Fold down the rear seats and it creates a ridge between them and the boot. As a result, it is harder to push items all the way back into the car, to just behind the driver.
Interior style, infotainment and accessories
The layout of the controls works well with everything in the right place, but it’s all a bit safe – mediocre, if you like – inside
Like the conventional Corsa, the interior of the electrified version of the car is understated, rather than something that is trying to make a statement. It’s a good, functional design but isn't in the same league as a Peugeot 208 – a slight disappointment because they are effectively the same car, both being from the Stellantis stable.
The quality is acceptable, but nothing to shout about. The materials are good enough and there are some leatherette areas on the doors, but it’s all a bit safe. The seats are decent and overall the quality levels are high with all of the major elements in the front of the car feeling pretty robust.
There’s a 7.0-inch infotainment screen in the centre of the dash, which can be linked with Android Auto or Apple CarPlay. The screen isn’t the most impressive, one of the reasons being the quality of the image isn't that great.

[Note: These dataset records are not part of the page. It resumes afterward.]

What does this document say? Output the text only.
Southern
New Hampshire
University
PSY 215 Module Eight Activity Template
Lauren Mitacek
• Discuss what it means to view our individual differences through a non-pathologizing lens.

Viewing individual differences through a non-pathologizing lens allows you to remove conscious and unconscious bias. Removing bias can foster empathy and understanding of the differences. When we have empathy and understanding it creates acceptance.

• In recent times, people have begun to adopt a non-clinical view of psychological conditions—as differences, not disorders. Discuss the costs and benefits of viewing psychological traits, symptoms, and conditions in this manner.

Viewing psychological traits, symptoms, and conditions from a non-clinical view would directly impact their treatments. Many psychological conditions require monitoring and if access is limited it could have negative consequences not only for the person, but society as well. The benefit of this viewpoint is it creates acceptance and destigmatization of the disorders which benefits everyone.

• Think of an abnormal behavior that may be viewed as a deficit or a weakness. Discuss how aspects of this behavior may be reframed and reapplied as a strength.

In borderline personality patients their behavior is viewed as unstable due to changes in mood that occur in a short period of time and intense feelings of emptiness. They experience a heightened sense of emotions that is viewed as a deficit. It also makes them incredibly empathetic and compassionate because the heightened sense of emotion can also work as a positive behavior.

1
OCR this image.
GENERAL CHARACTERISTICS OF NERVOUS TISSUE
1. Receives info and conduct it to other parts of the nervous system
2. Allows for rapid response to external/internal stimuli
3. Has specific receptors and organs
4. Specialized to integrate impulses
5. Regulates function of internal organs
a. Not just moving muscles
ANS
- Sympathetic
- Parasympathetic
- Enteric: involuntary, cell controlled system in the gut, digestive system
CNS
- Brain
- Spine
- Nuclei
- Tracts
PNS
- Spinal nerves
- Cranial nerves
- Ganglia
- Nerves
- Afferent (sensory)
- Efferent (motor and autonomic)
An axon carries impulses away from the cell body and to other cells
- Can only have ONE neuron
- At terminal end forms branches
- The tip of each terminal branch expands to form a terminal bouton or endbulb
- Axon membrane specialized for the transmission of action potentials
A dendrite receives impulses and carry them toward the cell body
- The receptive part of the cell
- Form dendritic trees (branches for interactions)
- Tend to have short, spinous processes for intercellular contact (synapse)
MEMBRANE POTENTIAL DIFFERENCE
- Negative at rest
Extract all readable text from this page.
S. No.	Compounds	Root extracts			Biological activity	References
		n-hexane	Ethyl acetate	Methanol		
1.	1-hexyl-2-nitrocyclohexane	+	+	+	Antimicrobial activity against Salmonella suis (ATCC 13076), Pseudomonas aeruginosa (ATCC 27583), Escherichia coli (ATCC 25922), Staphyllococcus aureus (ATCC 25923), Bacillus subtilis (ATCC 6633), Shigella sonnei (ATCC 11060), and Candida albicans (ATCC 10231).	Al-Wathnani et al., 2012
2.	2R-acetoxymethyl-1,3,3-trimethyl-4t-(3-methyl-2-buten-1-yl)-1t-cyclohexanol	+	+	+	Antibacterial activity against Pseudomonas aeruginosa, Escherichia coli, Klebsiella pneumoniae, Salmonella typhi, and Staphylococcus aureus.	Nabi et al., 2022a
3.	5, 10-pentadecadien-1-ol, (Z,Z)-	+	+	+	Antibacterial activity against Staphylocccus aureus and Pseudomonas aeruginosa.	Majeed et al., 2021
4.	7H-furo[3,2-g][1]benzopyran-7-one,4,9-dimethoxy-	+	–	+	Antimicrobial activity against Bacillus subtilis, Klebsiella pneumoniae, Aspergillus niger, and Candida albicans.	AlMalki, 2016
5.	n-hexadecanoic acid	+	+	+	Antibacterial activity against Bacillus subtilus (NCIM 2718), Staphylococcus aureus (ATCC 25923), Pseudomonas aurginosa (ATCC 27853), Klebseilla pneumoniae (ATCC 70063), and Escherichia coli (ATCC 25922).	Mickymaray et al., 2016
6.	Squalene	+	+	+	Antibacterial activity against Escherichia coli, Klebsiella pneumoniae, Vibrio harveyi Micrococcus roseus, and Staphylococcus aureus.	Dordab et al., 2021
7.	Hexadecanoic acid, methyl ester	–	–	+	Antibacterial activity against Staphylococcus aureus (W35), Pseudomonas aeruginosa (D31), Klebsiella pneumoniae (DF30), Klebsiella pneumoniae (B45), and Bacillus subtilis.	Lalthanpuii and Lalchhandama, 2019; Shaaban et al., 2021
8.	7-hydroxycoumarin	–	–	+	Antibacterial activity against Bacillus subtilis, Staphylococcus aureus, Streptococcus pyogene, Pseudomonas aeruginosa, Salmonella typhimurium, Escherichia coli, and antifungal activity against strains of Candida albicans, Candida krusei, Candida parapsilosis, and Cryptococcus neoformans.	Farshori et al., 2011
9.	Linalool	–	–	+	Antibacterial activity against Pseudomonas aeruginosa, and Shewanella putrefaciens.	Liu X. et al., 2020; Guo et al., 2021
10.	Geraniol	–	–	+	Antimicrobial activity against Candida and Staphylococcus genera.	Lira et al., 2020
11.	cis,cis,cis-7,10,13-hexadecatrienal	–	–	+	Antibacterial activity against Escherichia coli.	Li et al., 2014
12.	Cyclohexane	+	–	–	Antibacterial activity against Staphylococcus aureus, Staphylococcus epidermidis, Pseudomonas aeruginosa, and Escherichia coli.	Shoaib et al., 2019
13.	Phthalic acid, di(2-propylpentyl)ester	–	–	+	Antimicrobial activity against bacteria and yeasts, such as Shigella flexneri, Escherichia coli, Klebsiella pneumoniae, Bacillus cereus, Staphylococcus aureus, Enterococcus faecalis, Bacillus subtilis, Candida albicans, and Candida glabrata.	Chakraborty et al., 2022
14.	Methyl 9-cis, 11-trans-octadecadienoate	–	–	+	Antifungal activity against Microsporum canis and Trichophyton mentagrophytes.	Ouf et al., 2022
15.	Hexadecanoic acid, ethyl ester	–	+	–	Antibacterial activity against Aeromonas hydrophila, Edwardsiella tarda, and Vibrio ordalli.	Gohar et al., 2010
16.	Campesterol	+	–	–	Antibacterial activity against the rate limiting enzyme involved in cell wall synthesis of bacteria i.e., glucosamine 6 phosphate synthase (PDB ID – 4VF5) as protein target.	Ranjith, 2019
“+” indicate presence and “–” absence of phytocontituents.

The menus are a little confusing and might take a bit of getting used to – by which time you could have decided to revert to your own smartphone.
In a similar way, the digital drivers display behind the steering wheel might do its job well enough, but the graphics aren’t as sharp as you might like or expect and it doesn’t offer a huge amount of information.
However, almost everything in the Corsa Electric has been laid out logically with physical buttons for a number of items including the heating controls and also the lane departure warning system. As some drivers aren’t keen on this feature, it makes disabling it much easier than hunting through one of the infotainment menus.
Range, emissions and tax
Vauxhall’s small electric hatchback has a 45kWh battery pack, which provides a theoretical range of up to 220 miles. The car can be charged at a DC fast charger at speeds of up to 100kW, but there is also the option of 11kW onboard charging, via a wallbox at home or at public charging sites. Using the 11kW option, the battery can be fully charged from empty in around five hours, which is better than some models that can take a lot longer.
During a carwow test, an economy figure of 3.3 miles per kWh was recorded. That would give a real-world range of 150 miles, which is actually quite far apart from the quoted maximum figure. Performance-wise the little Vauxhall will hit 60mph from a standstill in 7.6 seconds, which is pretty good, although not lightning quick. Not that performance from a standing start is the most important factor in an EV, of course…
Safety and security
The electric version of the Corsa hasn’t been tested by Euro NCAP, but the standard car achieved a four-star rating in 2019. Adult and child occupant protection were rated 84% and 86% respectively, with vulnerable road user safety scoring 66% and safety assist 69%.
There’s an adequate selection of airbags, with side head and chest airbags all-round. Other safety systems available include autonomous emergency braking for pedestrians; the same offering from cyclists is offered as part of a Corsa safety pack.
The Corsa Electric offers keyless start and, for peace of mind, is fitted with an immobiliser and a security alarm system.
Reliability and problems
The Corsa EV comes with an industry standard three-year/60,000-mile warranty, although drivers looking for a bit more should probably check out the Renault Zoe, which comes with five years of cover up to 100,000 miles. The battery in the ‘e’ is subject to an eight-year warranty or 100,000 miles, whichever comes first.
The EV hasn’t yet been rated in any reliability surveys, although the standard internal combustion engine car has impressed in a number of assessments over the past few years.